Ancorando-me de novo, no ensaio de Gabriel Mariano, ele definiu igualmente os poetas Jorge Barbosa (1902-1971) e Manuel Lopes,(1907-2005) como poetas de “inquietação marítima” e que a poesia destes dois autores, reflectiu as relações que o ilhéu cabo-verdiano estabeleceu com o mar. Ora o mar “a cinta que aperta” o ilhéu, ora o mar “convite para a terra-Longe”, ora ainda, o mar desassossegado e que intranquilizou o cabo-verdiano. Enfim, o mar nas suas várias expressões,  o mar dotado de sentimentos que o aproximam ou o afastam da empatia do Homem, este  que o considerou por vezes antropoformizado, como um seu semelhante. Estas seriam as características, as linhas de força dos poemas de Jorge Barbosa e de Manuel Lopes, no ensaio de Gabriel Mariano.

 E antes de finalizar este meu breve escrito em jeito de homenagem à Semana da Lusofonia e da Cultura na CPLP, direi que acredito que de algum modo, o mar destes poetas tem equivalência, embora diferente na abordagem, e naturalmente, na linha de que: “cada um é seus caminhos - pegando no belo verso do poema, “Impressão Digital” de António Gedeão (1906 -1997) mas é que encontramos equivalência no mar de que nos deu conta também o portentoso escritor português Virgílio Ferreira (1916-1996) “...da minha língua vê-se o mar, ouve-se os seus rumores(...) Por isso a voz do mar foi a da nossa inquietação  e que em Jorge Barbosa, essa “voz do Mar”, é assim sugerida: “(...) o Mar! / dentro de nós todos,/ no canto da Morna, / no corpo das raparigas morenas, / nas coxas ágeis das pretas / no desejo de viagens que fica em sonhos de muita gente!”

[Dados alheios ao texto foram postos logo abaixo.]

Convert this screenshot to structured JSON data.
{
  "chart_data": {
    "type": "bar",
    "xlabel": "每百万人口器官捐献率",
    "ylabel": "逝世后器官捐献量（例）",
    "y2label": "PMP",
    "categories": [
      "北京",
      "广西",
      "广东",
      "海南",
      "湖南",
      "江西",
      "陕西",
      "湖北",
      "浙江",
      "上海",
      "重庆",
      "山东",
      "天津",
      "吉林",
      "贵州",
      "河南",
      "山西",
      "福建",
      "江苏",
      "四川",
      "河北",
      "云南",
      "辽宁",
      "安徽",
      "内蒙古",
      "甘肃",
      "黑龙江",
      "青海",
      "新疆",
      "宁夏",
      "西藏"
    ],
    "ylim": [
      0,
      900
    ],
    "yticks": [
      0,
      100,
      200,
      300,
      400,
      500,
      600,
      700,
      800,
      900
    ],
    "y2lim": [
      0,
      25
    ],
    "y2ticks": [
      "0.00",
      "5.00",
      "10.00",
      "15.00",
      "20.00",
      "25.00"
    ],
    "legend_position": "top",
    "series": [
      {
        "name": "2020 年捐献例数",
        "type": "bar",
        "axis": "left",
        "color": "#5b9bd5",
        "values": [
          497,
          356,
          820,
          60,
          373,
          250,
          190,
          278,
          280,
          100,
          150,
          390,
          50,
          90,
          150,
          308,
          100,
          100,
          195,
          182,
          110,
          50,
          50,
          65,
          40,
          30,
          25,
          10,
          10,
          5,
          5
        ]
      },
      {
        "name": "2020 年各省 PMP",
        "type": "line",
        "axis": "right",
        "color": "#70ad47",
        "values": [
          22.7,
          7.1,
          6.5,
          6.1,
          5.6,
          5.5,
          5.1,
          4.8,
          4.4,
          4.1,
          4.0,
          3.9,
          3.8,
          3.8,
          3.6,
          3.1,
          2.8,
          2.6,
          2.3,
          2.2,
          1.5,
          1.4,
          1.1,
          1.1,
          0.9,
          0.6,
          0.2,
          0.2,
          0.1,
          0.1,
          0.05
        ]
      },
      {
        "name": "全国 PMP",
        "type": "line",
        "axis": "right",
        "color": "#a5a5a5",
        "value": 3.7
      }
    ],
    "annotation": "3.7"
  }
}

 Afinal, de forma interessante, também, outro conhecido poeta português, José Gomes Ferreira (1899-1985) ligou o mar à Língua portuguesa. Assim a expressou  na sua «Poesia VI» e nos versos seguintes:

“(...) gritei a minha descoberta (...)«o mar fala português»! // Claro que mentia/ pois já sabia / que bem lá no fundo do seu canto / onde Camões ouviu sirenas / e aves marinhas / o mar falava apenas / uma espécie de esperanto / com verbos de redes de espuma e substantivos de sardinhas //  Depois o mar transbordou da palavra (...) // (...) A palavra oceano / trazia outro rumor verde nos dentes.”

E termino com estes versos de José Gomes Ferreira, e a pensar que talvez, por via da simbologia do mar, e nas vozes dos nossos poetas e escritores, encontrámos também os caminhos que nos trouxeram à lusofonia, através das diversas e das ricas variantes da nossa Língua comum.

 

 

 

 

 

2 comentários:

Adriano Miranda Lima disse...



































Excelente, Ondina. Gostaria de ler esse ensaio do Gabriel Mariano que cita e é o mote deste artigo, o eixo aglutinador da sua exposição. A leitura deste texto fez-me revisitar os grandes criadores da nossa poesia e relembrar a rica "herança" que nos deixaram os "capitães das ilhas", os conhecedores privilegiados dos segredos desse mar que nos aprisiona e ao mesmo tempo nos liberta e que abarca a “dimensão desmesurada do mundo”.
Eugénio Tavares tinha razão em considerar o amor maior que Deus, pois que se calhar o amor é fruto de um mistério anterior ao próprio Deus. Mas, assim sendo, recuso-me aceitar que esse amor se restrinja à expressão simbólica do romance entre dois seres humanos, um homem e uma mulher. Será, talvez, o amor universal, o que sustenta o equilíbrio e a harmonia daquilo que é “imensurável” e que, por isso, se tornou a casa de Deus.
Em toda essa herança impalpável mas sentida encontramos o “trilho da rebeldia e da libertação”. E não nos mortificamos porque haverá sempre uma “estrela na nossa prisão”, mas deslumbramentos por qualquer canto de sereia.
Gostei muito da sua análise.

Adriano Miranda Lima disse...

Lapso meu. Quis escrever: "mas sem deslumbramentos" e faltou a preposição.